My phone buzzes, sitting on the posh side table only a few feet away. I close my eyes to ignore its buzzing, savoring the long hot strokes of my self-pleasure. But the buzzing doesn’t stop, and when I look over, it’s my sister Valeria calling.
I throw back my espresso and exchange it for my phone, lifting it to my ear as I answer the call. “This isn’t a good time, Val,” I grunt, still fisting my cock with my other hand.
“Archer?”
“Mmmmm?” I stroke myself harder, panting hard into the phone.
“Are youwith someoneright now?” My sister squawks at my unsavory noises.
“No,” I confirm. “It’s just me and my fist and the fucking amazing view that—that—”
“You answered the phone while masturbating!”
“You’ve left me half a dozen messages, Val. Maybe it’s important,” I spar.
“You’re disgusting! Call me back when you’re done. And listen to my damn messages!” Valeria hangs up, and I smile. Well, that’s one way to get my sister off my back.
I’m definitely not going to listen to those messages. In fact, I click open my voicemail and delete them for good measure. The last thing I give a shit about is going to see the doctor she’s found. I pick up the medallion on my chest and kiss it. Our parents passed away just after I turned nineteen, and Val—who’s only a year older than me—has been playing mom ever since. Thank goodness she lives on the mainland, and I live in Hawaii, because the micromanaging is annoying.
At least now, I have the perfect way to get her to hang up on me when she calls.
9
BECCA
Iwalk into my greenhouse as the muggy morning light peeks through the window panes. I check the humidity and temperature gauges, doing a sweep of my flowers by sticking my fingers into the plant soil to check for moisture. The humidity this morning threatens to lull me into a coma of dirty dreams. It turns out a hot shower and a good night’s sleep hasn’t softened the wildness in my brain. I’m starting to wonder if regret tastes like a cotton-candy gag in my throat—thin enough that I can still breathe, but thick enough to know something’s caught, leaving my throat sugary and raw.
“Becca?”
There’s a rap on the glass. I turn to see my mother waving at me outside the greenhouse entrance, her dark hair pulled into a severe bun on her head. She holds up a cup of tea in offering, but I know it’s a ruse to talk about the guy she met at the country club.

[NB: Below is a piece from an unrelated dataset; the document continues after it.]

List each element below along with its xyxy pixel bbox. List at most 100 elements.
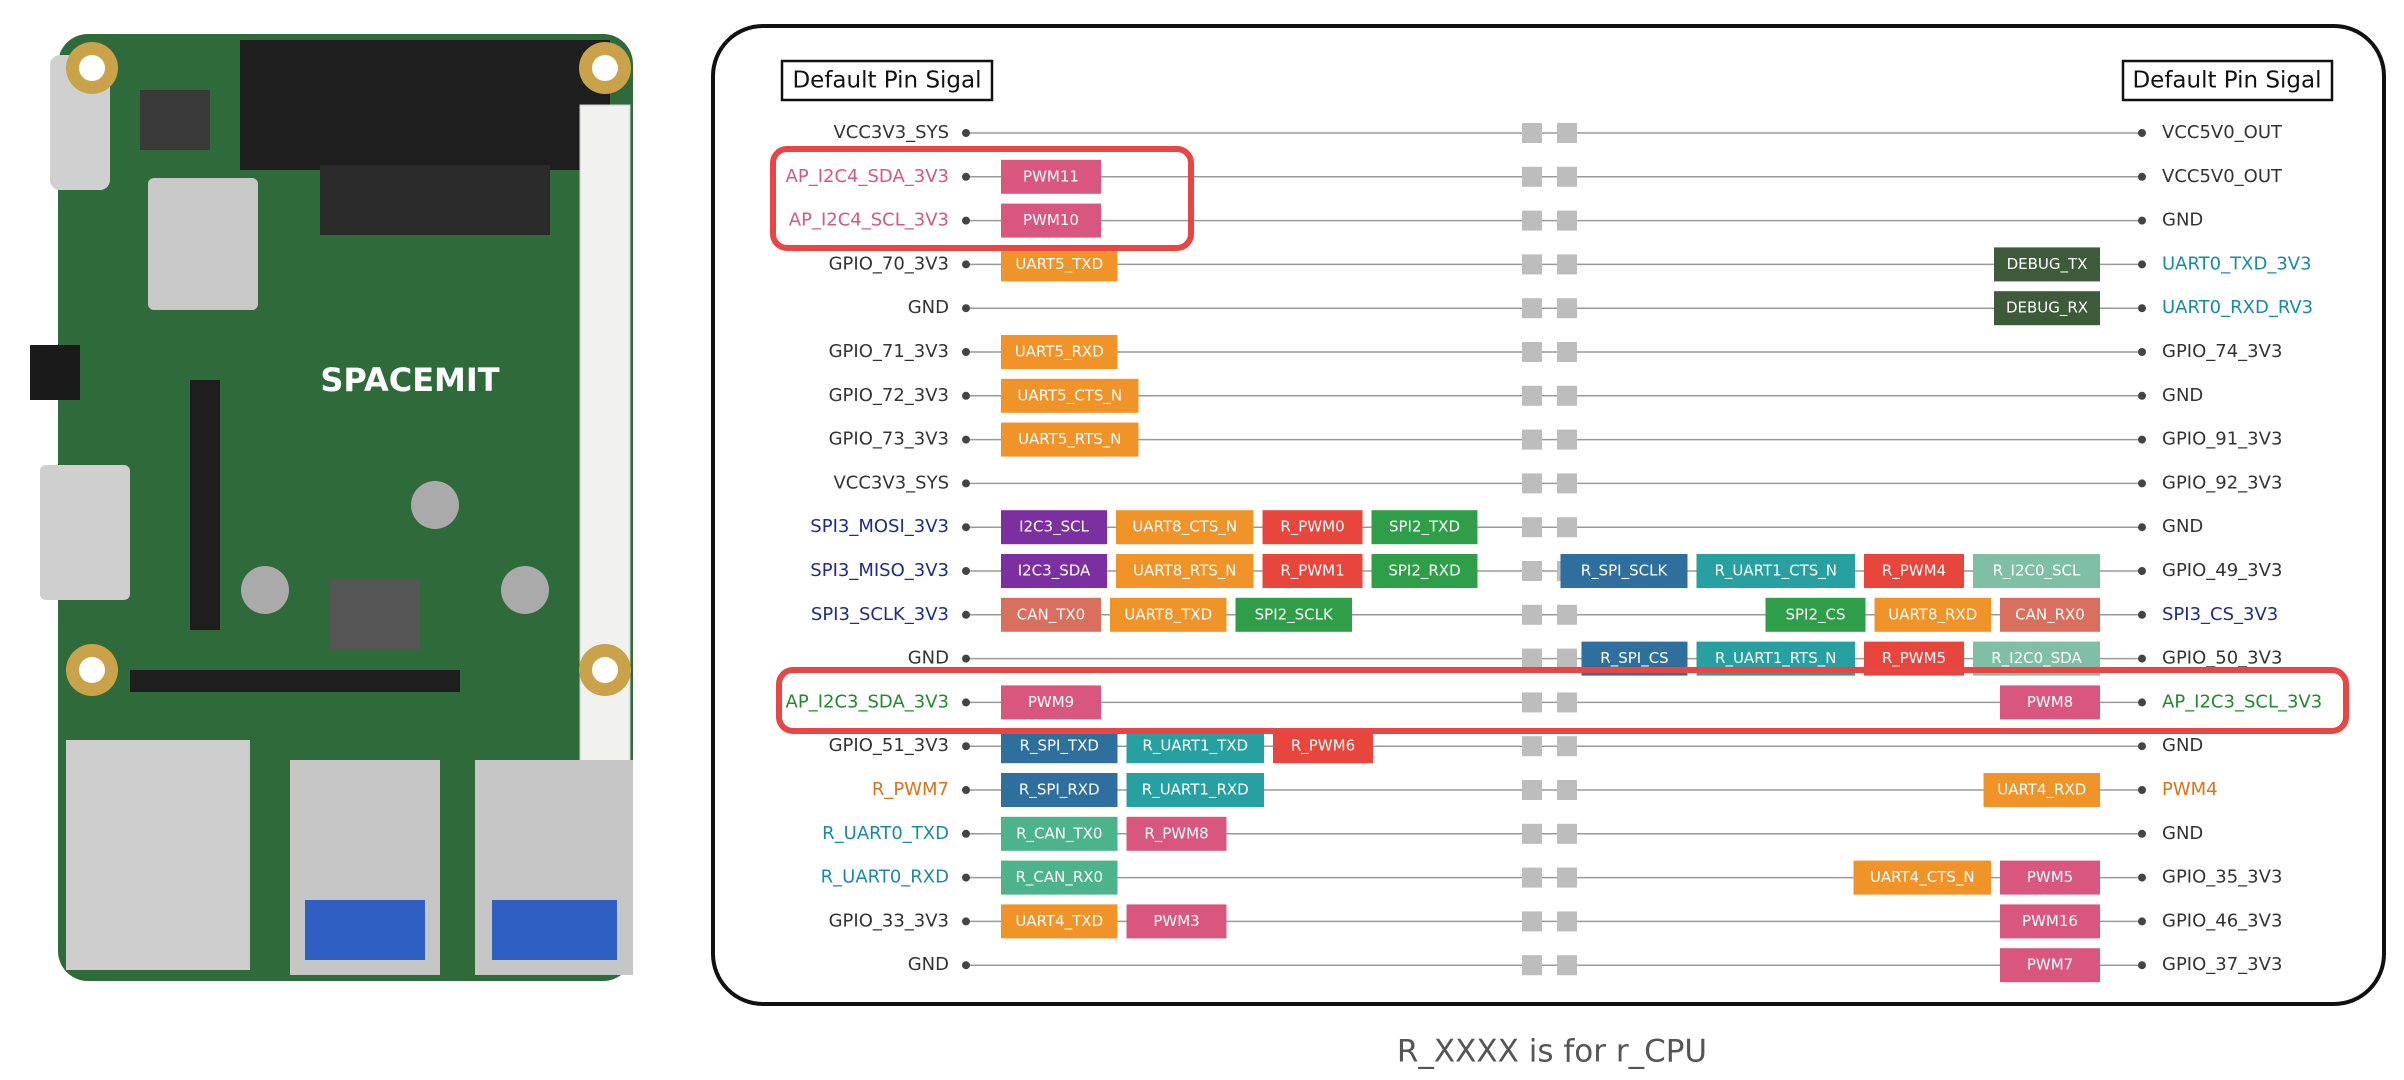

“I’m working,” I say, opening the greenhouse door and nodding to my hands covered in dirt, an excuse to avoid her honey-scented bribe.
“You can garden while I talk,” she says, standing in the open door and letting the heat out. I know she’ll complain about her hair frizzing or her make-up melting off if I say anything about the door, so I ignore it. Yes, my mother is already polished in her Sunday best before dawn. “The young man I met is named Carl. Carl Donohue.”